Spunti per una rivoluzione borghese.

Quanto sta accadendo in questi giorni nelle periferie di Parigi, con scontri violentissimi tra gendarmi ed immigrati, violenze e devastazioni, ci induce a qualche riflessione. La prima,scontata, è che la colpevole sottovalutazione da parte dei governi europei del fenomeno migratorio dal terzo mondo ci regalerà, inevitabilmente, una invasione di “diseredati” che verranno nei nostri paesi incazzati neri (sic) a distruggere tutto quello che trovano e a mettere a rischio la nostra sicurezza. Il solidarismo ipocrita dei governanti “politicamente corretti”, lungi dal garantire un’accoglienza insostenibile sia dal punto di vista economico che dell’impatto socio-culturale, avrà come vistosa conseguenza quella di far mettere a ferro e fuoco le nostre città. Ma questo, ci si consenta, lo diciamo da molto tempo.
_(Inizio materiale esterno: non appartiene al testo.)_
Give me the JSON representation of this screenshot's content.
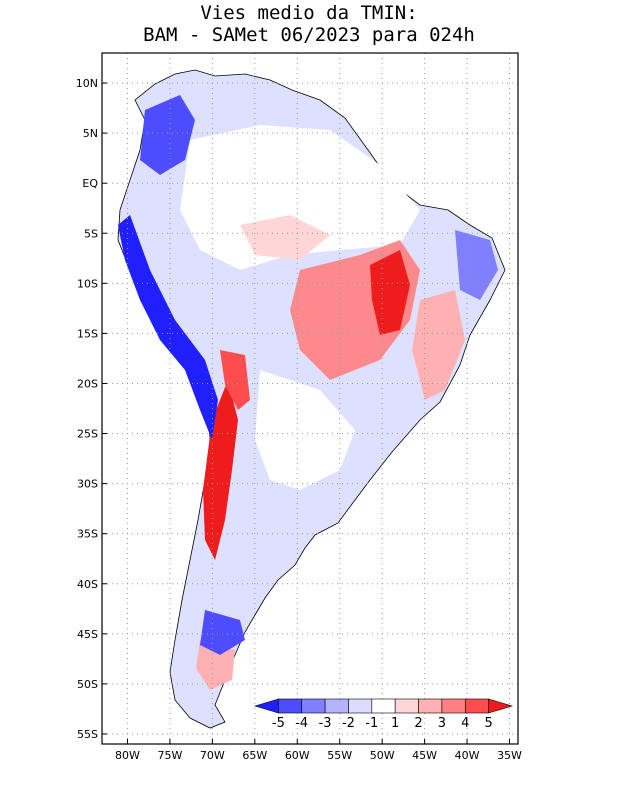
{
  "title": {
    "line1": "Vies medio da TMIN:",
    "line2": "BAM - SAMet 06/2023  para 024h"
  },
  "map": {
    "lat_labels": [
      "10N",
      "5N",
      "EQ",
      "5S",
      "10S",
      "15S",
      "20S",
      "25S",
      "30S",
      "35S",
      "40S",
      "45S",
      "50S",
      "55S"
    ],
    "lon_labels": [
      "80W",
      "75W",
      "70W",
      "65W",
      "60W",
      "55W",
      "50W",
      "45W",
      "40W",
      "35W"
    ],
    "lon_range": [
      -83,
      -34
    ],
    "lat_range": [
      -56,
      13
    ],
    "grid": "dotted"
  },
  "colorbar": {
    "colors": [
      "#1f1fff",
      "#4d4dff",
      "#8080ff",
      "#b3b3ff",
      "#dcdcff",
      "#ffffff",
      "#ffd6d6",
      "#ffb0b0",
      "#ff8080",
      "#ff4d4d",
      "#ee1c1c"
    ],
    "labels": [
      "-5",
      "-4",
      "-3",
      "-2",
      "-1",
      "1",
      "2",
      "3",
      "4",
      "5"
    ]
  }
}
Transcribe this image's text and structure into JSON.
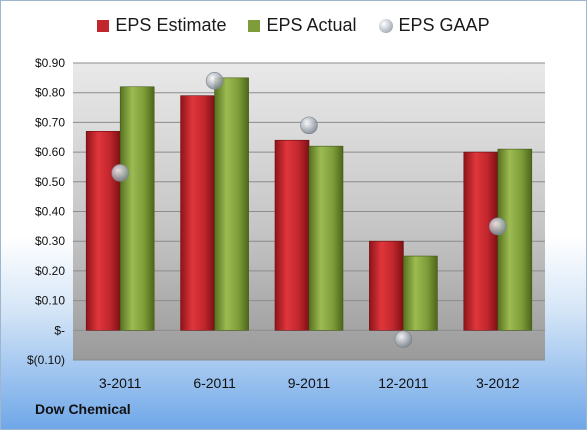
{
  "company": "Dow Chemical",
  "chart_data": {
    "type": "bar",
    "categories": [
      "3-2011",
      "6-2011",
      "9-2011",
      "12-2011",
      "3-2012"
    ],
    "series": [
      {
        "name": "EPS Estimate",
        "type": "bar",
        "color": "#c0262c",
        "values": [
          0.67,
          0.79,
          0.64,
          0.3,
          0.6
        ]
      },
      {
        "name": "EPS Actual",
        "type": "bar",
        "color": "#7e9d3a",
        "values": [
          0.82,
          0.85,
          0.62,
          0.25,
          0.61
        ]
      },
      {
        "name": "EPS GAAP",
        "type": "marker",
        "color": "#aeb5bd",
        "values": [
          0.53,
          0.84,
          0.69,
          -0.03,
          0.35
        ]
      }
    ],
    "yticks": [
      "$0.90",
      "$0.80",
      "$0.70",
      "$0.60",
      "$0.50",
      "$0.40",
      "$0.30",
      "$0.20",
      "$0.10",
      "$-",
      "$(0.10)"
    ],
    "ylim": [
      -0.1,
      0.9
    ],
    "legend": "top",
    "grid": true
  }
}
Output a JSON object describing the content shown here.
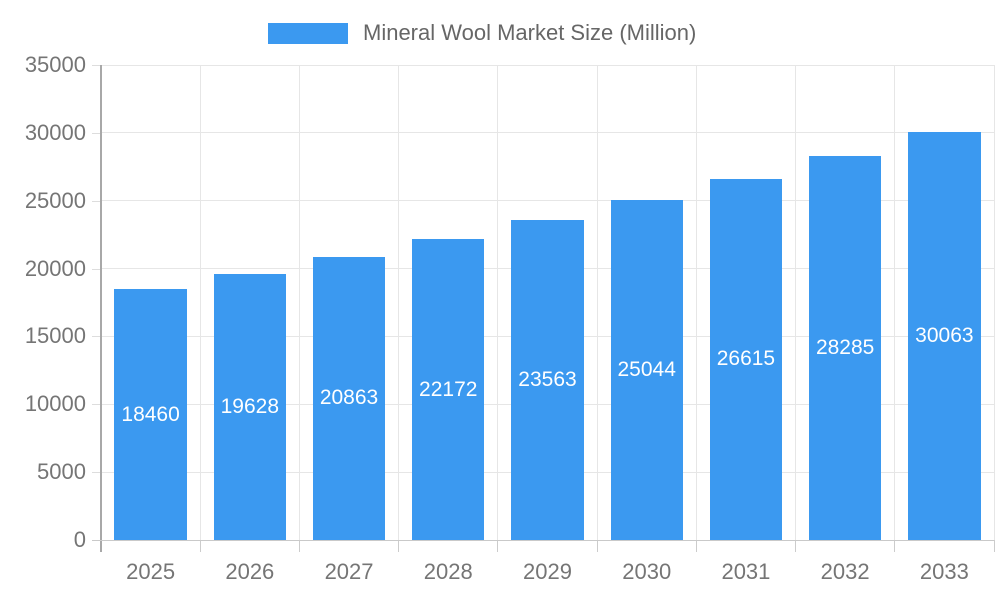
{
  "legend": {
    "label": "Mineral Wool Market Size (Million)",
    "swatch_color": "#3b99f0"
  },
  "chart_data": {
    "type": "bar",
    "title": "Mineral Wool Market Size (Million)",
    "series_name": "Mineral Wool Market Size (Million)",
    "categories": [
      "2025",
      "2026",
      "2027",
      "2028",
      "2029",
      "2030",
      "2031",
      "2032",
      "2033"
    ],
    "values": [
      18460,
      19628,
      20863,
      22172,
      23563,
      25044,
      26615,
      28285,
      30063
    ],
    "xlabel": "",
    "ylabel": "",
    "ylim": [
      0,
      35000
    ],
    "ytick_step": 5000,
    "yticks": [
      0,
      5000,
      10000,
      15000,
      20000,
      25000,
      30000,
      35000
    ],
    "grid": true,
    "legend_position": "top",
    "bar_labels_visible": true,
    "colors": {
      "bar": "#3b99f0",
      "bar_label_text": "#ffffff",
      "axis_text": "#757575",
      "legend_text": "#666666",
      "gridline": "#e6e6e6",
      "y_axis_line": "#a8a8a8",
      "x_axis_line": "#c9c9c9",
      "background": "#ffffff"
    }
  }
}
Invece quelli che i telegiornali continuano a definire “quartieri poveri e degradati” di Parigi, non ci sembrano, tutto sommato, molto peggio di Secondigliano o di Scampia, tanto per fare un esempio. Forse che in queste periferie italiane vive una classe di agiati benestanti poco inclini alla rivolta nelle piazze? Difficile a credersi. Allora occorrerà riflettere su quali nuove classi sociali abbia generato la fine del ventesimo secolo, giacché al mitico “quarto stato” se ne è aggiunto ormai un quinto se non addirittura un sesto. Disperati, manovrati, disposti a tutto. Saranno loro le truppe della rivoluzione globale prossima ventura? L’unica rivoluzione italiana è stata quella fascista del ventidue. Una rivoluzione incruenta, senza teste mozzate e assalti a “palazzi d’inverno”. E a farla fu la piccola e media borghesia che a differenza di quanto avvenuto nella rivoluzione francese non utilizzò il proletariato come braccio armato, ma fece leva su valori quali l’amor di Patria per far prevalere le proprie ragioni. Oggi è lecito chiedersi se esista ancora una borghesia in grado di combattere per difendere da una moltitudine di nemici il proprio stile di vita, le proprie città (i borghi, appunto) e la propria esistenza.